During the colder months in Korea, you can walk outside and buy hotteok (호떡), often still sizzling from the heat of the griddle. My penchant for the delicious fried pancakes stuffed with brown sugar and cinnamon runs deep – I’ve walked home many nights trying to catch the hot syrup in between bites before it dripped and froze to my gloves. Many vendors forgo hotteok in the summer months, changing their menu items to more sought-after cold treats. Now that I am comfortable making them, I’m prepared for that bleak period when my favorite hotteok vendor switches to ice cream.
Ingredients (makes 8-10 hotteok)
1 cup milk
2 teaspoons instant yeast (check to make sure it is fresh)

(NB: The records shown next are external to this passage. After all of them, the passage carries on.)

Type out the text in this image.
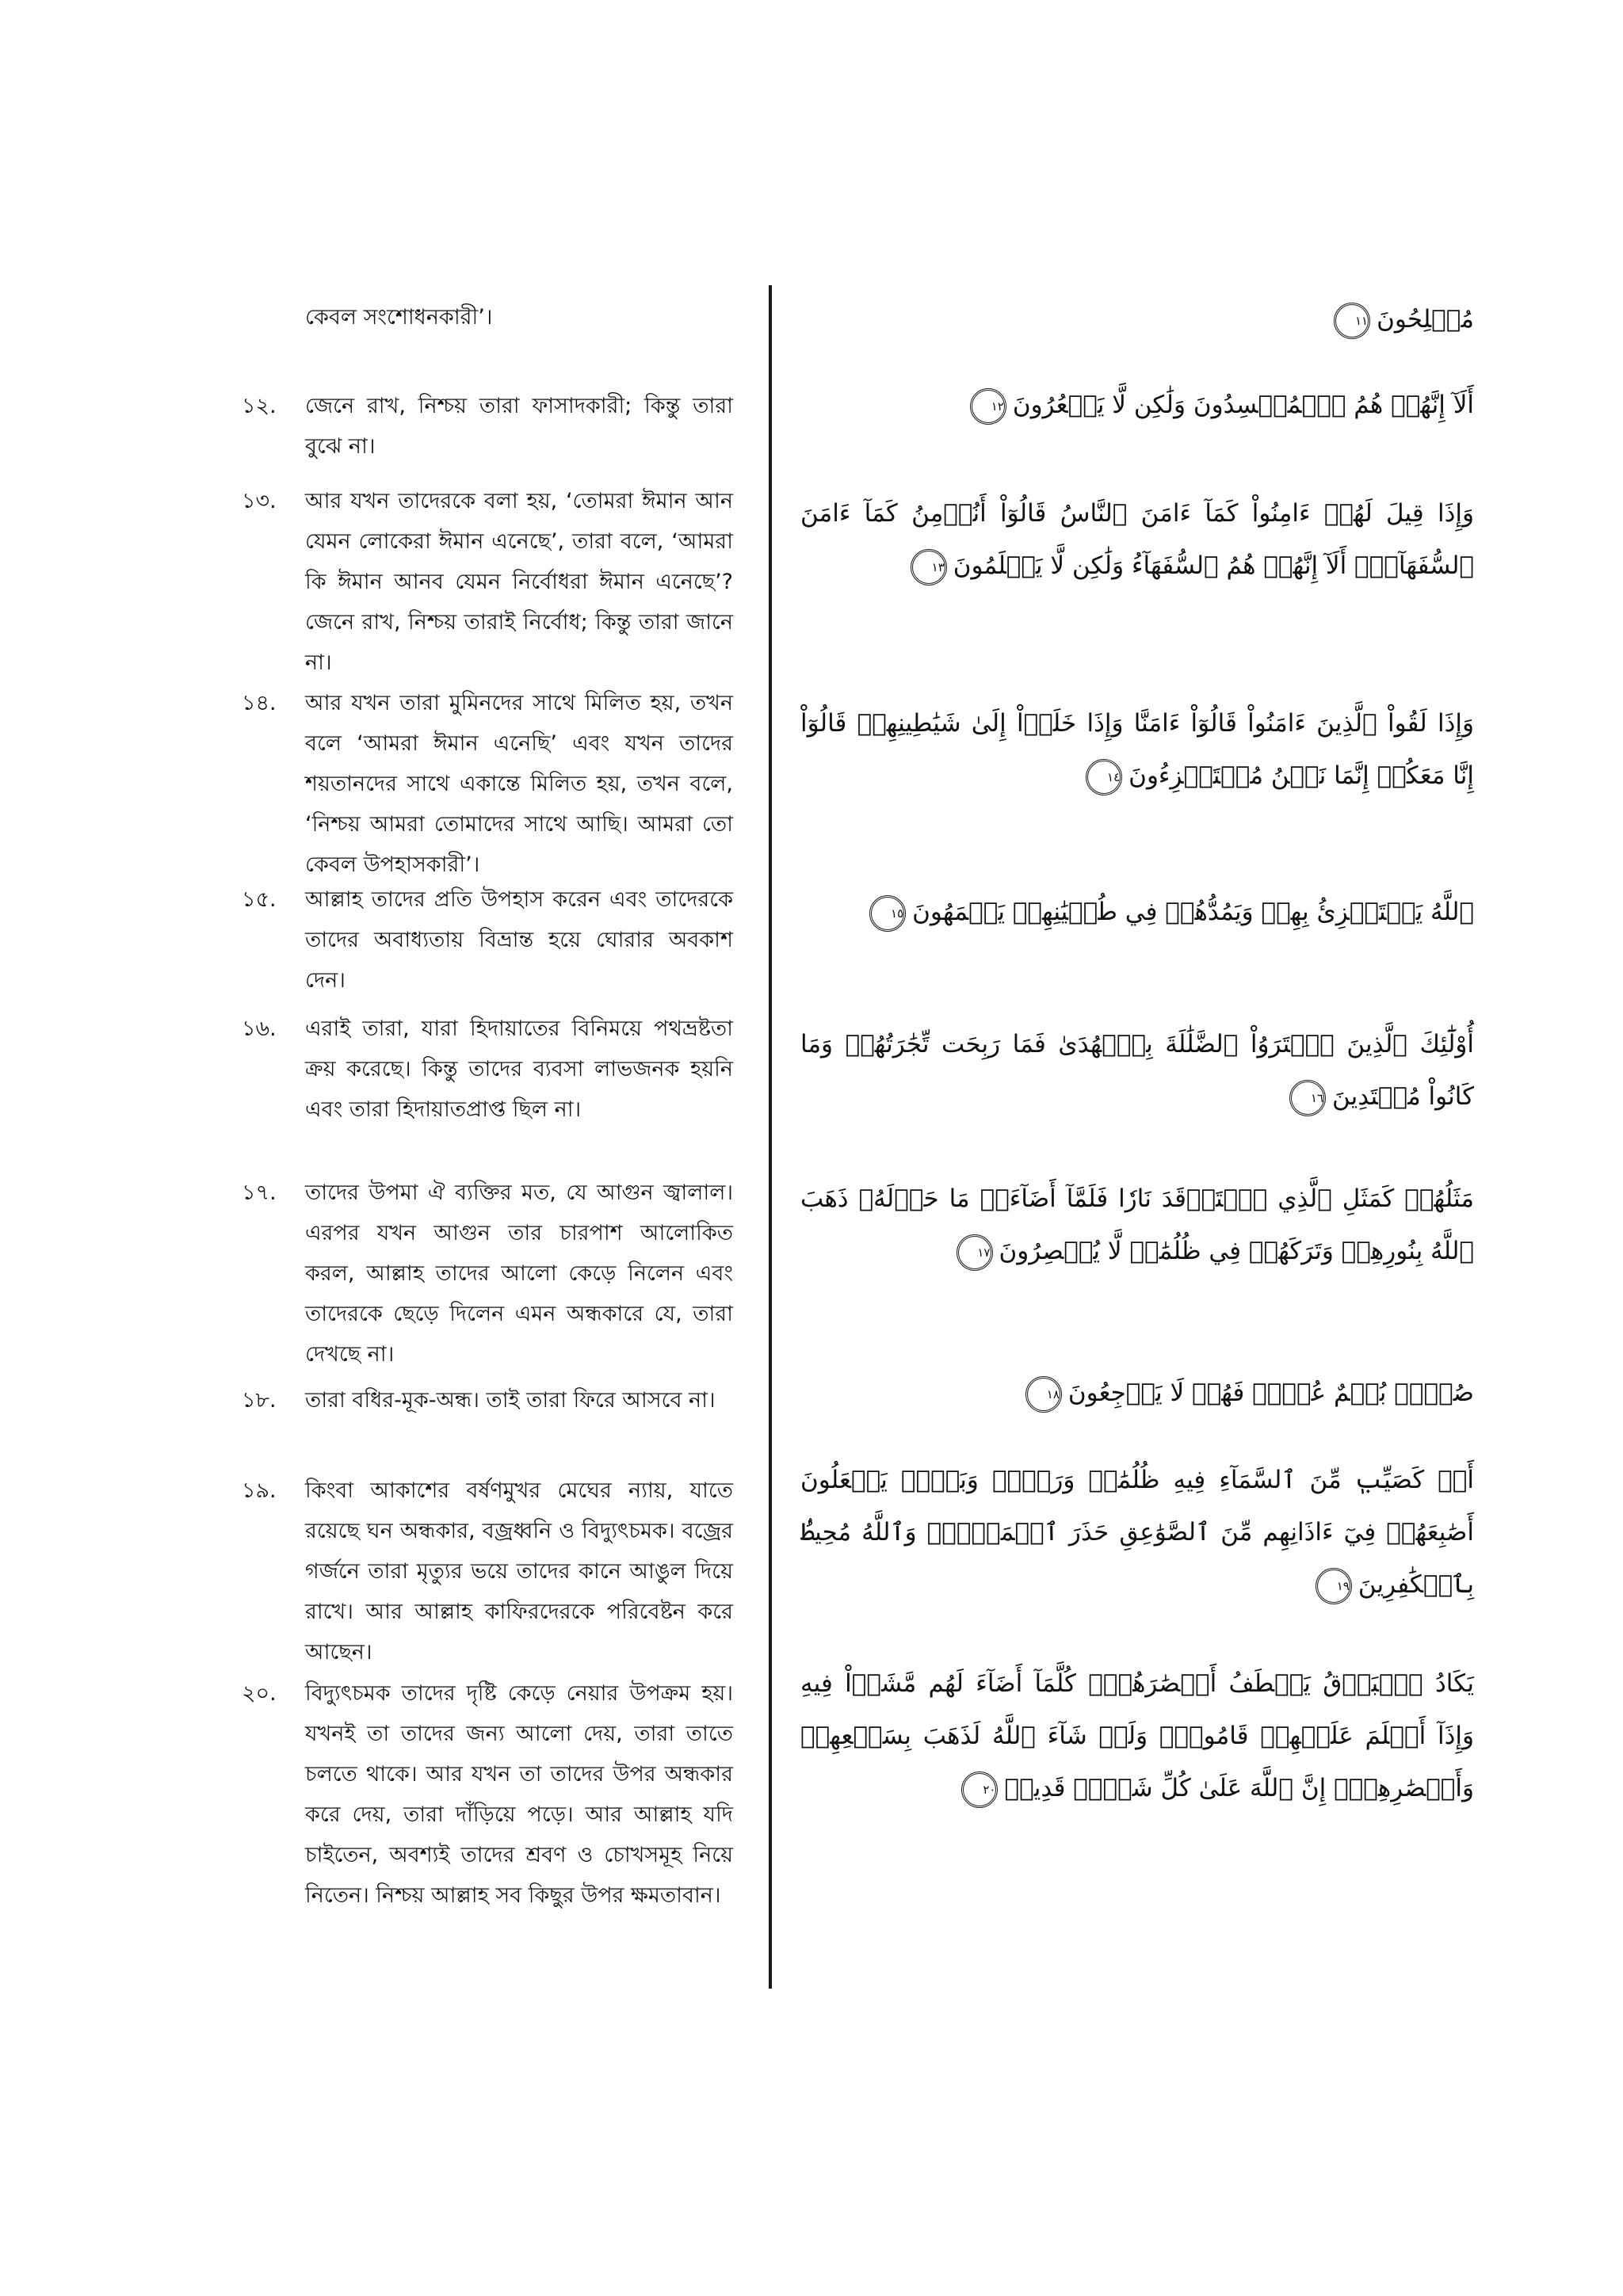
কেবল সংশোধনকারী’।
১২. জেনে রাখ, নিশ্চয় তারা ফাসাদকারী; কিন্তু তারা বুঝে না।
১৩. আর যখন তাদেরকে বলা হয়, ‘তোমরা ঈমান আন যেমন লোকেরা ঈমান এনেছে’, তারা বলে, ‘আমরা কি ঈমান আনব যেমন নির্বোধরা ঈমান এনেছে’? জেনে রাখ, নিশ্চয় তারাই নির্বোধ; কিন্তু তারা জানে না।
১৪. আর যখন তারা মুমিনদের সাথে মিলিত হয়, তখন বলে ‘আমরা ঈমান এনেছি’ এবং যখন তাদের শয়তানদের সাথে একান্তে মিলিত হয়, তখন বলে, ‘নিশ্চয় আমরা তোমাদের সাথে আছি। আমরা তো কেবল উপহাসকারী’।
১৫. আল্লাহ তাদের প্রতি উপহাস করেন এবং তাদেরকে তাদের অবাধ্যতায় বিভ্রান্ত হয়ে ঘোরার অবকাশ দেন।
১৬. এরাই তারা, যারা হিদায়াতের বিনিময়ে পথভ্রষ্টতা ক্রয় করেছে। কিন্তু তাদের ব্যবসা লাভজনক হয়নি এবং তারা হিদায়াতপ্রাপ্ত ছিল না।
১৭. তাদের উপমা ঐ ব্যক্তির মত, যে আগুন জ্বালাল। এরপর যখন আগুন তার চারপাশ আলোকিত করল, আল্লাহ তাদের আলো কেড়ে নিলেন এবং তাদেরকে ছেড়ে দিলেন এমন অন্ধকারে যে, তারা দেখছে না।
১৮. তারা বধির-মূক-অন্ধ। তাই তারা ফিরে আসবে না।
১৯. কিংবা আকাশের বর্ষণমুখর মেঘের ন্যায়, যাতে রয়েছে ঘন অন্ধকার, বজ্রধ্বনি ও বিদ্যুৎচমক। বজ্রের গর্জনে তারা মৃত্যুর ভয়ে তাদের কানে আঙুল দিয়ে রাখে। আর আল্লাহ কাফিরদেরকে পরিবেষ্টন করে আছেন।
২০. বিদ্যুৎচমক তাদের দৃষ্টি কেড়ে নেয়ার উপক্রম হয়। যখনই তা তাদের জন্য আলো দেয়, তারা তাতে চলতে থাকে। আর যখন তা তাদের উপর অন্ধকার করে দেয়, তারা দাঁড়িয়ে পড়ে। আর আল্লাহ যদি চাইতেন, অবশ্যই তাদের শ্রবণ ও চোখসমূহ নিয়ে নিতেন। নিশ্চয় আল্লাহ সব কিছুর উপর ক্ষমতাবান।
مُصۡلِحُونَ١١
أَلَآ إِنَّهُمۡ هُمُ ٱلۡمُفۡسِدُونَ وَلَٰكِن لَّا يَشۡعُرُونَ١٢
وَإِذَا قِيلَ لَهُمۡ ءَامِنُواْ كَمَآ ءَامَنَ ٱلنَّاسُ قَالُوٓاْ أَنُؤۡمِنُ كَمَآ ءَامَنَ ٱلسُّفَهَآءُۗ أَلَآ إِنَّهُمۡ هُمُ ٱلسُّفَهَآءُ وَلَٰكِن لَّا يَعۡلَمُونَ١٣
وَإِذَا لَقُواْ ٱلَّذِينَ ءَامَنُواْ قَالُوٓاْ ءَامَنَّا وَإِذَا خَلَوۡاْ إِلَىٰ شَيَٰطِينِهِمۡ قَالُوٓاْ إِنَّا مَعَكُمۡ إِنَّمَا نَحۡنُ مُسۡتَهۡزِءُونَ١٤
ٱللَّهُ يَسۡتَهۡزِئُ بِهِمۡ وَيَمُدُّهُمۡ فِي طُغۡيَٰنِهِمۡ يَعۡمَهُونَ١٥
أُوْلَٰٓئِكَ ٱلَّذِينَ ٱشۡتَرَوُاْ ٱلضَّلَٰلَةَ بِٱلۡهُدَىٰ فَمَا رَبِحَت تِّجَٰرَتُهُمۡ وَمَا كَانُواْ مُهۡتَدِينَ١٦
مَثَلُهُمۡ كَمَثَلِ ٱلَّذِي ٱسۡتَوۡقَدَ نَارٗا فَلَمَّآ أَضَآءَتۡ مَا حَوۡلَهُۥ ذَهَبَ ٱللَّهُ بِنُورِهِمۡ وَتَرَكَهُمۡ فِي ظُلُمَٰتٖ لَّا يُبۡصِرُونَ١٧
صُمُّۢ بُكۡمٌ عُمۡيٞ فَهُمۡ لَا يَرۡجِعُونَ١٨
أَوۡ كَصَيِّبٖ مِّنَ ٱلسَّمَآءِ فِيهِ ظُلُمَٰتٞ وَرَعۡدٞ وَبَرۡقٞ يَجۡعَلُونَ أَصَٰبِعَهُمۡ فِيٓ ءَاذَانِهِم مِّنَ ٱلصَّوَٰعِقِ حَذَرَ ٱلۡمَوۡتِۚ وَٱللَّهُ مُحِيطُۢ بِٱلۡكَٰفِرِينَ١٩
يَكَادُ ٱلۡبَرۡقُ يَخۡطَفُ أَبۡصَٰرَهُمۡۖ كُلَّمَآ أَضَآءَ لَهُم مَّشَوۡاْ فِيهِ وَإِذَآ أَظۡلَمَ عَلَيۡهِمۡ قَامُواْۚ وَلَوۡ شَآءَ ٱللَّهُ لَذَهَبَ بِسَمۡعِهِمۡ وَأَبۡصَٰرِهِمۡۚ إِنَّ ٱللَّهَ عَلَىٰ كُلِّ شَيۡءٖ قَدِيرٞ٢٠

1 and 1/2 cup all-purpose flour
1 cup glutinous rice flour
1-2 heaping tablespoons black sesame seeds
1/4 cup high smoke point oil, I prefer grapeseed
For the filling:
3/4 cup dark brown sugar
1 heaping teaspoon cinnamon
Walnuts, pulsed to small pieces, optional (peanuts or other nuts can be substituted)

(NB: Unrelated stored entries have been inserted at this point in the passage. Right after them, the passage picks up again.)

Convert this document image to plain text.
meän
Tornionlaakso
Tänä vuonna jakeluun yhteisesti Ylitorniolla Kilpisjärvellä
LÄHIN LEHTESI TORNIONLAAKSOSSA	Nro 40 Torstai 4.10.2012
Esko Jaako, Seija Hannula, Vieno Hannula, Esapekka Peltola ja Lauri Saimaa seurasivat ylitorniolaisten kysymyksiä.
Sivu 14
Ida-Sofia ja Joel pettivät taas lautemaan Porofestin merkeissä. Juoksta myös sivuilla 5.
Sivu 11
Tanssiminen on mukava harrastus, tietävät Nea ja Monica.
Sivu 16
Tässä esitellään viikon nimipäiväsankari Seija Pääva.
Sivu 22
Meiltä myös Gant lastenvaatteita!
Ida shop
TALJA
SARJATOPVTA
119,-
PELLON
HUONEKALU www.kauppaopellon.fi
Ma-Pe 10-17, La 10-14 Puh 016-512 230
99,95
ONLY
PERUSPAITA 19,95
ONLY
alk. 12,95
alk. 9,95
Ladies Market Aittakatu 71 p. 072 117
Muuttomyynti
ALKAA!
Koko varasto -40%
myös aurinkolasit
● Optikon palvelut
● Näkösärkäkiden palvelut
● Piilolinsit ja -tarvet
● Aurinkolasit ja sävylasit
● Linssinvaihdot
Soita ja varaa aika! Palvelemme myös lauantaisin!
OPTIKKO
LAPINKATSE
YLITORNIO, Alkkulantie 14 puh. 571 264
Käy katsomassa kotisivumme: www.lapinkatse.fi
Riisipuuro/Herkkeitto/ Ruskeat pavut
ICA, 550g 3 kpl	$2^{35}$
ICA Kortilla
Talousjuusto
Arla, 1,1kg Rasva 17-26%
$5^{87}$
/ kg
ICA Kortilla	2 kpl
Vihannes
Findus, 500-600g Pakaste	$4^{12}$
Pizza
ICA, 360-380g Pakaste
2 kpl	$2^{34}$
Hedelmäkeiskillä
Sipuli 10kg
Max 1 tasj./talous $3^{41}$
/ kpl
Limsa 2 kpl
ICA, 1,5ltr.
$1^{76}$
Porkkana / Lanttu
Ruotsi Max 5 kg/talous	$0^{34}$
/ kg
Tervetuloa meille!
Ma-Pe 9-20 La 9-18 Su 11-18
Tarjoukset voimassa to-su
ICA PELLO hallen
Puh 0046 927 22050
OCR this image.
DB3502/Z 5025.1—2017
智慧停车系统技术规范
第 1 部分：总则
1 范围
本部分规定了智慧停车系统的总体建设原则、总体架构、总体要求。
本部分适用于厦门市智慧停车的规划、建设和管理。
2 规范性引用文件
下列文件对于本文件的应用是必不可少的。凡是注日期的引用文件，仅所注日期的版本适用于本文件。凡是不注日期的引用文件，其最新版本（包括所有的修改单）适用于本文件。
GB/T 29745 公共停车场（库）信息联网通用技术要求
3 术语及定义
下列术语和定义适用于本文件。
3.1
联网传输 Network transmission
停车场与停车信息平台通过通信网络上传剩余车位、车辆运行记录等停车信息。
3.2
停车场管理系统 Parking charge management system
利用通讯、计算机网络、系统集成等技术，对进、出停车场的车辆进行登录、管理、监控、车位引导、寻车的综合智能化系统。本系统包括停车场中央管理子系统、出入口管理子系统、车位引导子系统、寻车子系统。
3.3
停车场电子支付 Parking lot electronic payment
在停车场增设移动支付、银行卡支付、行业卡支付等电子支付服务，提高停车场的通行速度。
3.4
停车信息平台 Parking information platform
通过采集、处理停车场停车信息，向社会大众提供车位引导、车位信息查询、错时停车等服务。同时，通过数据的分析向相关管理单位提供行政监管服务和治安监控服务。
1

Extra sesame seeds, optional
Add the yeast, both flours, and sesame seeds to a large metal bowl. Stir well to combine. Gently warm the milk, just enough to make the yeast happy without killing it (100-110 F is a good range) and add it to the metal bowl. Stir well to combine, and soon you will have a glutinous mass. Cover the bowl and let it sit until the dough has risen quite a bit, about 30 minutes. Meanwhile, make your filling by combining the filling ingredients well in a small bowl.
Separate the dough into 8-10 equally sized portions (handling the sticky dough is much easier with oiled hands). Gently flatten a portion in your hands, creating a shallow well for the filling. Place a spoonful of the filling in the center, then seal it up in a little ball by bringing all of the edges together. This may take one or two tries before you get the hang of it. Repeat with the remaining portions of dough, making sure to place them on an oiled plate for easy, tear-free removal.
Heat the oil in a large frying pan over medium-high heat. Place one or two pancakes in the hot oil and gently flatten them just a little with an oiled metal hotteok press (a solid metal spatula or bowl bottom will work fine, too, if oiled well). Flip the hotteok over after about a minute, or when the bottom side is a nice golden brown. The hotteok will try to fluff-up, avoid this by firmly flattening the hotteok into the oil. Carefully lift the hotteok from the pan when both sides are a golden brown, and place them on a plate with paper towels to remove excess oil.
Take care when eating your hotteok – the hot brown sugar syrup inside is just that – HOT!